I have issued a pull request with a minor fix for spring-cloud-config-server 1.4.x, which allows defining additionally supported file names (appart from “application[-profile]” and “{appname}[-profile]”, that are currently supported) by providing a spring.cloud.congif.server.searchNames environment property – analogous to spring.config.name for springboot apps. I hope it gets reviewed and accepted.

  • Very pertinent comment. An example of situation that asks for multiple property files (rather than abusing the profile mechanism) would be: you’re using CQRS for Customer. There’s the CustomerCommand app that reads customer-command-xxx.properties, where xxx represents the active profile or profiles. There’s the CustomerQuery app that reads customer-query-xxx.properties. In addition, you want them both to read customer-common-xxx.properties with the properties they share, such as database and message broker connection parameters.

I came across the same requirement lately with a little more constraint that I am not allowed to play around the environment profiles. So I wasn’t allowed to do as the accepted answer. I’m sharing how I did it as an alternative to those who might have same case as me.

In my application, I have properties such as:

appxyz-data-soures.properties
appxyz-data-soures-staging.properties
appxyz-data-soures-production.properties
appxyz-interfaces.properties
appxyz-interfaces-staging.properties
appxyz-interfaces-production.properties
appxyz-feature.properties
appxyz-feature-staging.properties
appxyz-feature-production.properties

application.properties // for my use, contains local properties only
bootstrap.properties // for my use, contains management properties only

In my application, I have these particular properties set that allow me to achieve what I needed.
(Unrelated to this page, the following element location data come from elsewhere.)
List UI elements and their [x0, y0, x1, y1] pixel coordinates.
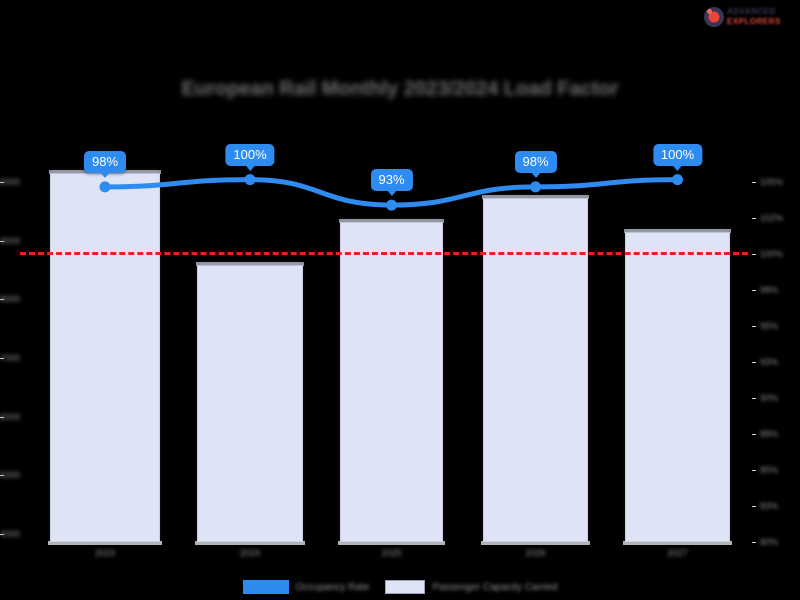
reference-line	[20, 252, 748, 255]
y-tick-label-left: 8000	[0, 294, 20, 305]
bar-foot	[481, 540, 590, 545]
bar-2027[interactable]	[623, 229, 732, 545]
y-axis-left: 10000 9000 8000 7000 6000 5000 4000	[0, 170, 26, 544]
y-tick-label-right: 83%	[760, 501, 779, 511]
y-axis-right: 105% 102% 100% 98% 95% 93% 90% 88% 85% 83% 80%	[752, 170, 800, 547]
x-label-2023: 2023	[94, 548, 116, 558]
data-label-2027: 100%	[652, 143, 703, 166]
y-tick-right	[752, 470, 756, 471]
y-tick-label-right: 100%	[760, 249, 784, 259]
y-tick-label-right: 85%	[760, 465, 779, 475]
bar-foot	[623, 540, 732, 545]
y-tick-label-right: 102%	[760, 213, 784, 223]
bar-cap	[482, 194, 589, 199]
y-tick-right	[752, 434, 756, 435]
line-marker-2027[interactable]	[672, 174, 683, 186]
y-tick-label-right: 88%	[760, 429, 779, 439]
y-tick-label-right: 105%	[760, 177, 784, 187]
bar-cap	[196, 262, 304, 267]
legend-swatch-line-icon	[242, 580, 289, 594]
y-tick-label-right: 80%	[760, 537, 779, 547]
legend-label-capacity: Passenger Capacity Carried	[432, 581, 558, 593]
bar-2025[interactable]	[338, 219, 445, 545]
y-tick-right	[752, 326, 756, 327]
bar-cap	[624, 229, 731, 234]
x-label-2026: 2026	[525, 548, 546, 558]
y-tick-label-left: 10000	[0, 177, 20, 187]
y-tick-label-right: 98%	[760, 285, 779, 295]
logo-mark-icon	[704, 7, 724, 27]
y-tick-right	[752, 218, 756, 219]
y-tick-label-right: 90%	[760, 393, 779, 403]
chart-title: European Rail Monthly 2023/2024 Load Fac…	[181, 78, 619, 100]
legend-swatch-bar-icon	[385, 580, 426, 594]
line-marker-2025[interactable]	[386, 199, 397, 211]
legend-item-occupancy[interactable]: Occupancy Rate	[242, 580, 370, 594]
y-tick-left	[0, 182, 4, 183]
y-tick-label-left: 9000	[0, 235, 20, 246]
chart-legend: Occupancy Rate Passenger Capacity Carrie…	[0, 580, 800, 594]
y-tick-right	[752, 290, 756, 291]
bar-2026[interactable]	[481, 194, 590, 545]
x-label-2025: 2025	[381, 548, 402, 558]
y-tick-label-left: 4000	[0, 529, 20, 539]
y-tick-label-left: 7000	[0, 353, 20, 363]
legend-label-occupancy: Occupancy Rate	[295, 581, 370, 593]
data-label-2024: 100%	[225, 143, 275, 166]
y-tick-right	[752, 182, 756, 183]
y-tick-left	[0, 534, 4, 535]
data-label-2023: 98%	[83, 150, 127, 173]
bar-foot	[48, 541, 162, 545]
data-label-2025: 93%	[370, 169, 413, 192]
y-tick-right	[752, 254, 756, 255]
bar-foot	[195, 541, 305, 545]
y-tick-left	[0, 299, 4, 301]
line-marker-2026[interactable]	[530, 181, 541, 193]
bar-2024[interactable]	[195, 262, 305, 545]
x-label-2024: 2024	[239, 548, 261, 558]
y-tick-right	[752, 506, 756, 507]
bar-2023[interactable]	[48, 170, 162, 545]
y-tick-label-right: 93%	[760, 357, 779, 367]
y-tick-left	[0, 416, 4, 418]
y-tick-right	[752, 398, 756, 399]
bar-foot	[338, 540, 445, 545]
data-label-2026: 98%	[514, 150, 557, 173]
y-tick-label-left: 6000	[0, 411, 20, 422]
line-marker-2024[interactable]	[244, 174, 256, 186]
bar-cap	[339, 219, 444, 224]
brand-logo: ADVANCED EXPLORERS	[704, 4, 792, 30]
y-tick-left	[0, 358, 4, 359]
x-label-2027: 2027	[667, 548, 688, 558]
logo-line-2: EXPLORERS	[727, 17, 781, 26]
y-tick-right	[752, 542, 756, 543]
y-tick-label-left: 5000	[0, 470, 20, 481]
y-tick-right	[752, 362, 756, 363]
y-tick-left	[0, 240, 4, 242]
logo-wordmark: ADVANCED EXPLORERS	[727, 8, 781, 26]
y-tick-left	[0, 475, 4, 477]
y-tick-label-right: 95%	[760, 321, 779, 331]
legend-item-capacity[interactable]: Passenger Capacity Carried	[385, 580, 558, 594]
logo-line-1: ADVANCED	[727, 7, 776, 16]
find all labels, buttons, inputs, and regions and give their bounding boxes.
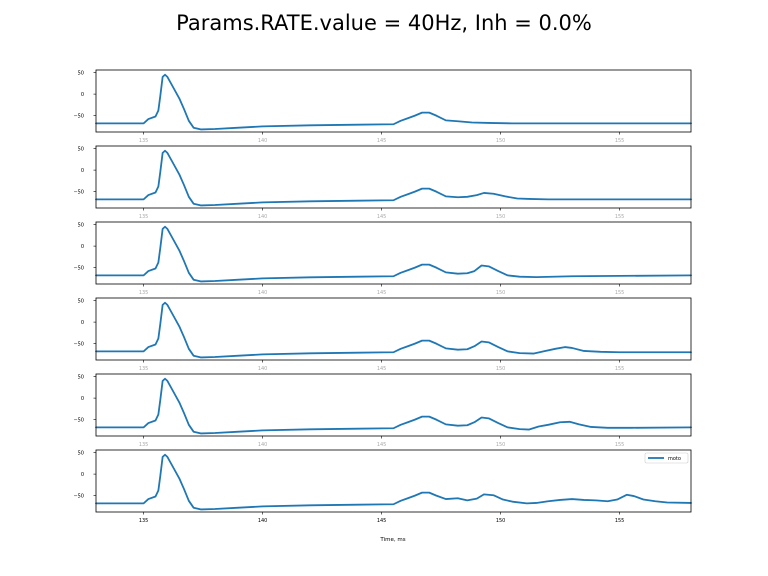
- y-tick-label: −50: [73, 493, 84, 499]
- x-tick-label: 155: [615, 442, 625, 448]
- subplot-stack: −50 0 50 135 140 145 150 155 −50 0 50 135 140 145 150 1…: [73, 69, 692, 524]
- y-tick-label: 0: [81, 168, 84, 174]
- x-tick-label: 150: [496, 366, 506, 372]
- y-tick-label: 50: [78, 70, 84, 76]
- x-tick-label: 140: [258, 518, 268, 524]
- panel-5: −50 0 50 135 140 145 150 155: [73, 373, 692, 448]
- x-tick-label: 155: [615, 290, 625, 296]
- y-tick-label: 0: [81, 244, 84, 250]
- x-tick-label: 135: [139, 290, 149, 296]
- legend: moto: [644, 452, 689, 464]
- axes-frame: [95, 297, 692, 361]
- x-tick-label: 140: [258, 214, 268, 220]
- x-tick-label: 135: [139, 366, 149, 372]
- series-line-moto: [95, 149, 692, 207]
- x-tick-label: 145: [377, 366, 387, 372]
- x-tick-label: 145: [377, 214, 387, 220]
- x-tick-label: 150: [496, 214, 506, 220]
- x-tick-label: 155: [615, 366, 625, 372]
- x-tick-label: 140: [258, 290, 268, 296]
- panel-1: −50 0 50 135 140 145 150 155: [73, 69, 692, 144]
- x-tick-label: 145: [377, 442, 387, 448]
- axes-frame: [95, 449, 692, 513]
- panel-6: −50 0 50 135 140 145 150 155 moto: [73, 449, 692, 524]
- x-tick-label: 140: [258, 442, 268, 448]
- axes-frame: [95, 221, 692, 285]
- y-tick-label: 50: [78, 146, 84, 152]
- x-tick-label: 145: [377, 518, 387, 524]
- x-axis-label: Time, ms: [379, 537, 405, 543]
- y-tick-label: 50: [78, 374, 84, 380]
- x-tick-label: 155: [615, 518, 625, 524]
- x-tick-label: 150: [496, 518, 506, 524]
- y-tick-label: 0: [81, 396, 84, 402]
- series-line-moto: [95, 225, 692, 283]
- y-tick-label: 50: [78, 450, 84, 456]
- x-tick-label: 155: [615, 214, 625, 220]
- y-tick-label: −50: [73, 417, 84, 423]
- y-tick-label: 0: [81, 92, 84, 98]
- x-tick-label: 150: [496, 290, 506, 296]
- panel-2: −50 0 50 135 140 145 150 155: [73, 145, 692, 220]
- y-tick-label: −50: [73, 189, 84, 195]
- x-tick-label: 145: [377, 138, 387, 144]
- x-tick-label: 135: [139, 442, 149, 448]
- y-tick-label: −50: [73, 113, 84, 119]
- series-line-moto: [95, 453, 692, 511]
- series-line-moto: [95, 301, 692, 359]
- panel-4: −50 0 50 135 140 145 150 155: [73, 297, 692, 372]
- axes-frame: [95, 373, 692, 437]
- x-tick-label: 155: [615, 138, 625, 144]
- legend-label: moto: [668, 456, 681, 462]
- y-tick-label: 0: [81, 472, 84, 478]
- y-tick-label: −50: [73, 265, 84, 271]
- figure-title: Params.RATE.value = 40Hz, Inh = 0.0%: [176, 11, 592, 35]
- axes-frame: [95, 145, 692, 209]
- x-tick-label: 150: [496, 138, 506, 144]
- x-tick-label: 135: [139, 138, 149, 144]
- y-tick-label: −50: [73, 341, 84, 347]
- x-tick-label: 140: [258, 366, 268, 372]
- y-tick-label: 0: [81, 320, 84, 326]
- x-tick-label: 135: [139, 518, 149, 524]
- x-tick-label: 150: [496, 442, 506, 448]
- y-tick-label: 50: [78, 222, 84, 228]
- axes-frame: [95, 69, 692, 133]
- legend-box: [644, 452, 689, 464]
- series-line-moto: [95, 377, 692, 435]
- series-line-moto: [95, 73, 692, 131]
- x-tick-label: 135: [139, 214, 149, 220]
- x-tick-label: 145: [377, 290, 387, 296]
- x-tick-label: 140: [258, 138, 268, 144]
- panel-3: −50 0 50 135 140 145 150 155: [73, 221, 692, 296]
- y-tick-label: 50: [78, 298, 84, 304]
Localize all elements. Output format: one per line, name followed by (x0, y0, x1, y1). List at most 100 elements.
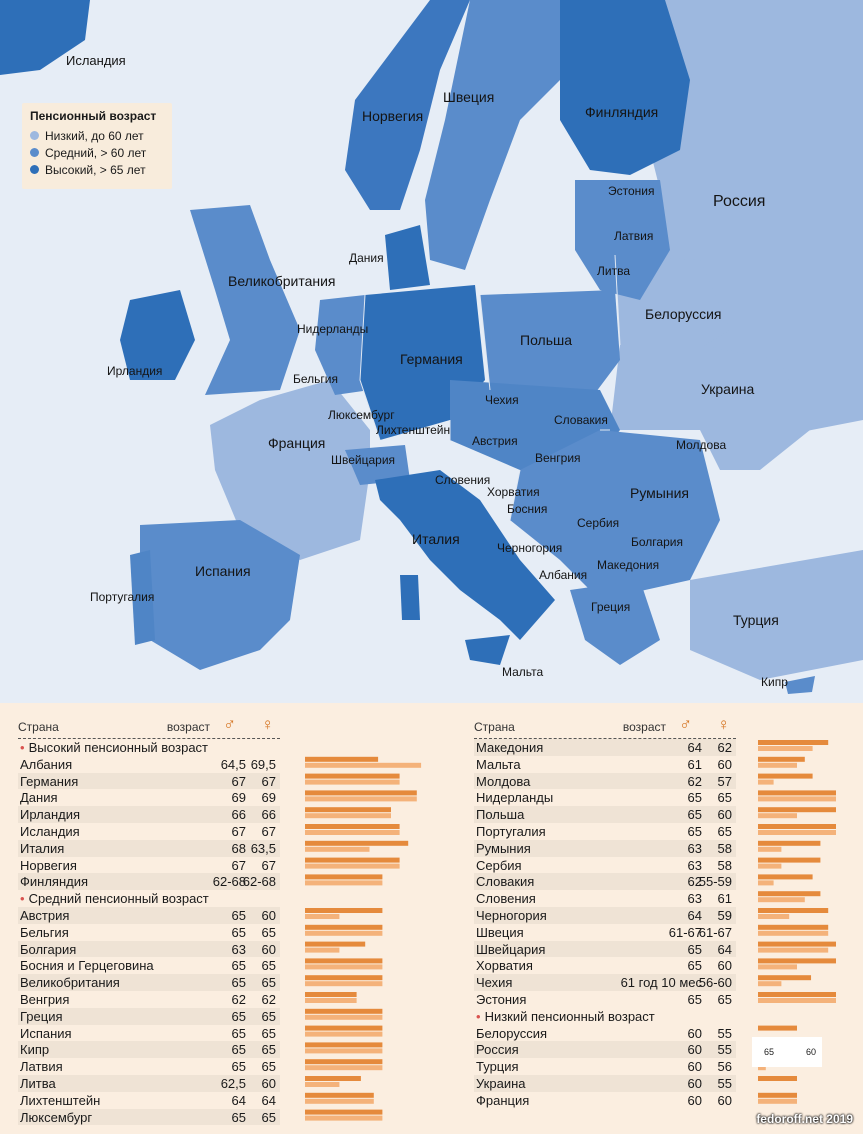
male-age: 65 (687, 790, 702, 806)
female-icon: ♀ (717, 715, 730, 734)
female-age: 66 (261, 807, 276, 823)
legend-item-medium: Средний, > 60 лет (30, 144, 164, 161)
country-name: Португалия (476, 823, 546, 839)
country-name: Швейцария (476, 941, 546, 957)
country-name: Литва (20, 1075, 56, 1091)
male-bar (305, 908, 383, 913)
label-malta: Мальта (502, 665, 544, 679)
label-austria: Австрия (472, 434, 518, 448)
male-bar (305, 1076, 361, 1081)
female-bar (305, 1048, 383, 1054)
female-icon: ♀ (261, 715, 274, 734)
legend-dot-low (30, 131, 39, 140)
label-lithuania: Литва (597, 264, 630, 278)
table-row: Венгрия 62 62 (18, 991, 280, 1008)
section-title: • Низкий пенсионный возраст (474, 1008, 736, 1025)
female-age: 65 (261, 1042, 276, 1058)
male-bar (758, 756, 805, 762)
country-name: Белоруссия (476, 1025, 548, 1041)
female-bar (758, 1098, 797, 1104)
female-age: 67 (261, 823, 276, 839)
label-turkey: Турция (733, 612, 779, 628)
male-bar (305, 1025, 383, 1031)
male-bar (305, 874, 383, 880)
country-name: Турция (476, 1059, 519, 1075)
female-bar (758, 964, 797, 970)
male-age: 64,5 (220, 756, 246, 772)
male-bar (305, 1059, 383, 1065)
female-bar (305, 796, 417, 802)
region-finland (560, 0, 690, 175)
male-bar (758, 874, 813, 880)
label-czechia: Чехия (485, 393, 519, 407)
male-age: 64 (687, 740, 702, 755)
legend-item-low: Низкий, до 60 лет (30, 127, 164, 144)
region-balkans (510, 430, 720, 600)
male-age: 62 (687, 874, 702, 890)
retirement-tables: Страна возраст ♂ ♀ • Высокий пенсионный в… (0, 703, 863, 1134)
table-row: Исландия 67 67 (18, 823, 280, 840)
female-age: 69 (261, 790, 276, 806)
label-serbia: Сербия (577, 516, 620, 530)
male-age: 64 (231, 1092, 246, 1108)
male-bar (758, 1076, 797, 1081)
female-age: 65 (261, 975, 276, 991)
male-bar (305, 824, 400, 829)
label-bosnia: Босния (507, 502, 548, 516)
male-age: 65 (231, 924, 246, 940)
male-bar (305, 1092, 374, 1098)
header-age: возраст (166, 720, 210, 734)
country-name: Швеция (476, 924, 524, 940)
table-row: Босния и Герцеговина 65 65 (18, 957, 280, 974)
label-liechtenstein: Лихтенштейн (376, 423, 451, 437)
map-shapes (0, 0, 863, 694)
table-row: Албания 64,5 69,5 (18, 756, 280, 773)
male-bar (758, 924, 829, 930)
male-bar (758, 840, 821, 846)
table-row: Мальта 61 60 (474, 756, 736, 773)
male-bar (758, 773, 813, 779)
country-name: Норвегия (20, 857, 77, 873)
female-bar (305, 914, 340, 919)
label-slovenia: Словения (435, 473, 491, 487)
male-age: 63 (687, 891, 702, 907)
female-age: 65 (717, 991, 732, 1007)
bullet-icon: • (476, 1008, 481, 1024)
male-bar (305, 857, 400, 863)
male-age: 65 (687, 807, 702, 823)
right-table-header: Страна возраст ♂ ♀ (474, 715, 736, 739)
country-name: Румыния (476, 840, 531, 856)
table-row: Франция 60 60 (474, 1092, 736, 1109)
region-turkey (690, 550, 863, 680)
male-age: 60 (687, 1025, 702, 1041)
female-age: 55 (717, 1075, 732, 1091)
region-norway (345, 0, 470, 210)
label-norway: Норвегия (362, 108, 424, 124)
label-macedonia: Македония (597, 558, 660, 572)
table-row: Германия 67 67 (18, 772, 280, 790)
male-age: 65 (231, 1059, 246, 1075)
male-age: 63 (687, 857, 702, 873)
country-name: Ирландия (20, 807, 81, 823)
table-row: Норвегия 67 67 (18, 857, 280, 874)
female-age: 61 (717, 891, 732, 907)
male-age: 65 (687, 958, 702, 974)
label-sweden: Швеция (443, 89, 495, 105)
table-row: Болгария 63 60 (18, 940, 280, 958)
region-sardinia (400, 575, 420, 620)
label-ireland: Ирландия (107, 364, 163, 378)
table-row: Дания 69 69 (18, 789, 280, 806)
table-row: Сербия 63 58 (474, 857, 736, 874)
country-name: Бельгия (20, 924, 69, 940)
label-spain: Испания (195, 563, 251, 579)
female-age: 65 (717, 823, 732, 839)
female-bar (305, 880, 383, 886)
region-sicily (465, 635, 510, 665)
table-row: Украина 60 55 (474, 1074, 736, 1092)
male-bar (305, 773, 400, 779)
female-age: 67 (261, 773, 276, 789)
female-age: 59 (717, 907, 732, 923)
region-italy (375, 470, 555, 640)
label-switzerland: Швейцария (331, 453, 396, 467)
table-row: Россия 60 55 (474, 1041, 736, 1059)
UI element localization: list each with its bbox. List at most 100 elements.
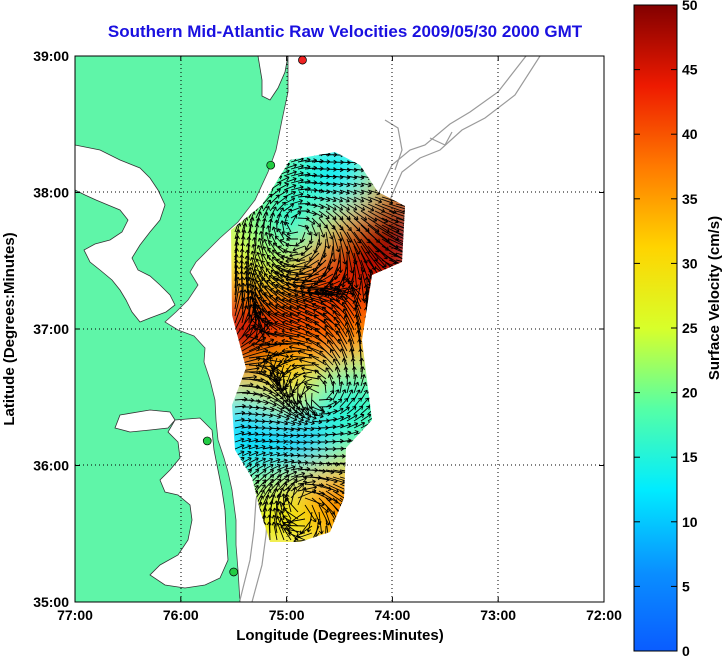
velocity-arrow: [388, 231, 405, 245]
velocity-arrow: [297, 420, 309, 426]
velocity-arrow: [353, 203, 366, 211]
velocity-arrow: [388, 210, 405, 222]
velocity-arrow: [262, 494, 270, 513]
velocity-arrow: [346, 422, 359, 429]
colorbar-tick-label: 15: [682, 449, 698, 465]
velocity-arrow: [290, 198, 303, 205]
velocity-arrow: [360, 381, 367, 394]
velocity-arrow: [290, 214, 298, 226]
velocity-arrow: [269, 233, 278, 247]
velocity-arrow: [251, 291, 264, 317]
velocity-arrow: [262, 299, 285, 317]
velocity-arrow: [281, 348, 306, 354]
velocity-arrow: [353, 414, 365, 422]
velocity-cell: [370, 239, 388, 257]
velocity-arrow: [248, 451, 259, 457]
velocity-arrow: [332, 415, 345, 422]
velocity-arrow: [257, 296, 278, 317]
velocity-cell: [328, 183, 346, 201]
velocity-arrow: [244, 255, 250, 275]
velocity-arrow: [252, 237, 257, 254]
velocity-arrow: [276, 464, 289, 471]
velocity-arrow: [353, 259, 359, 289]
velocity-arrow: [331, 380, 336, 394]
colorbar: [633, 4, 678, 652]
velocity-arrow: [255, 205, 264, 219]
velocity-arrow: [255, 314, 278, 331]
velocity-arrow: [345, 252, 351, 281]
velocity-arrow: [286, 236, 299, 242]
velocity-arrow: [304, 238, 313, 251]
colorbar-tick-label: 30: [682, 255, 698, 271]
velocity-arrow: [283, 248, 299, 254]
velocity-arrow: [276, 508, 285, 527]
velocity-arrow: [317, 375, 327, 387]
velocity-arrow: [337, 338, 348, 359]
x-axis: 77:00 76:00 75:00 74:00 73:00 72:00: [57, 56, 622, 623]
colorbar-tick-label: 35: [682, 191, 698, 207]
velocity-arrow: [275, 283, 299, 296]
velocity-cell: [314, 463, 332, 481]
velocity-arrow: [244, 261, 250, 282]
velocity-arrow: [331, 304, 348, 324]
velocity-arrow: [274, 235, 285, 247]
station-marker: [202, 436, 212, 446]
velocity-arrow: [353, 196, 365, 203]
station-marker: [298, 55, 307, 65]
velocity-arrow: [283, 177, 297, 184]
velocity-arrow: [257, 237, 264, 254]
velocity-arrow: [289, 312, 313, 324]
velocity-arrow: [241, 444, 252, 450]
velocity-arrow: [353, 374, 358, 387]
velocity-arrow: [304, 224, 312, 236]
velocity-arrow: [274, 219, 280, 233]
velocity-arrow: [283, 470, 298, 478]
velocity-arrow: [346, 196, 357, 203]
velocity-arrow: [285, 364, 306, 373]
velocity-arrow: [360, 189, 372, 195]
chesapeake-bay: [75, 144, 176, 323]
velocity-arrow: [395, 224, 405, 236]
velocity-arrow: [265, 268, 278, 282]
velocity-arrow: [263, 238, 271, 254]
velocity-arrow: [291, 363, 313, 368]
velocity-cell: [272, 533, 290, 542]
velocity-arrow: [327, 339, 341, 359]
velocity-cell: [300, 351, 318, 369]
velocity-arrow: [289, 305, 313, 317]
velocity-arrow: [269, 406, 283, 414]
velocity-arrow: [271, 521, 278, 541]
velocity-arrow: [248, 438, 259, 443]
velocity-arrow: [316, 342, 334, 359]
velocity-arrow: [289, 354, 313, 359]
velocity-arrow: [311, 497, 329, 513]
velocity-arrow: [351, 293, 362, 317]
velocity-arrow: [388, 203, 405, 214]
velocity-arrow: [395, 259, 405, 268]
velocity-cell: [342, 211, 360, 229]
velocity-arrow: [346, 381, 352, 394]
velocity-arrow: [323, 318, 341, 338]
velocity-arrow: [318, 511, 324, 535]
velocity-cell: [300, 393, 318, 411]
velocity-arrow: [280, 220, 285, 233]
velocity-arrow: [339, 389, 347, 401]
velocity-arrow: [281, 291, 306, 303]
velocity-arrow: [245, 333, 271, 345]
x-tick-label: 75:00: [269, 607, 305, 623]
velocity-arrow: [305, 385, 320, 394]
velocity-arrow: [234, 265, 239, 289]
colorbar-tick-label: 25: [682, 320, 698, 336]
velocity-arrow: [303, 381, 320, 387]
velocity-arrow: [266, 254, 278, 268]
velocity-arrow: [234, 444, 245, 450]
velocity-arrow: [241, 457, 252, 464]
velocity-arrow: [234, 437, 245, 443]
y-tick-label: 37:00: [33, 321, 69, 337]
velocity-arrow: [347, 280, 362, 303]
velocity-arrow: [274, 340, 299, 346]
velocity-arrow: [283, 184, 297, 191]
velocity-arrow: [276, 406, 292, 416]
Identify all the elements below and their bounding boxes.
But note I have the rest of needed config as well (enable cloud config, actuator refresh, eureka service discovery and so on) – just highlighting these for emphasis:

spring.application.name=appxyz
spring.cloud.config.name=appxyz-data-soures,appxyz-interfaces,appxyz-feature

You can observe that I didn’t want to play around my application name but instead I used it as prefix for my config property files.

In my configuration server I configured in application.yml to capture pattern: 'appxyz-*':

spring:
  cloud:
    config:
      server:
        git:
          uri: <git repo default>
          repos:
            appxyz:
              pattern: 'appxyz-*'
              uri: <another git repo if you have 1 repo per app>
              private-key: ${git.appxyz.pk}
          strict-host-key-checking: false
          ignore-local-ssh-settings: true
          private-key: ${git.default.pk}

In my Git repository I have the following. No application.properties and bootstrap because I didn’t want those to be published and overridden/refreshed externally but you can do if you want.

appxyz-data-soures.properties
appxyz-data-soures-staging.properties
appxyz-data-soures-production.properties
appxyz-interfaces.properties
appxyz-interfaces-staging.properties
appxyz-interfaces-production.properties
appxyz-feature.properties
appxyz-feature-staging.properties
appxyz-feature-production.properties

It will be the pattern matching pattern: 'appxyz-*' that will capture and return the matching files from my git repository. The profile will also apply and fetch the correct property file accordingly. The prioritization of value is also preserved.

Furthermore, if you wish to add more file in your application (say appxyz-circuit-breaker.properties), we only need to do:

  1. Add the name pattern in the spring.cloud.config.name=...,appxyz-circuit-breaker
  2. The add the copies of the file locally and also externally (in the git repo.

No need to add/modify more or restart your configuration server later on. For new application, it’s like a one time registration thing to add an entry under the repos of application.yml.

Hope it helps in one way or another!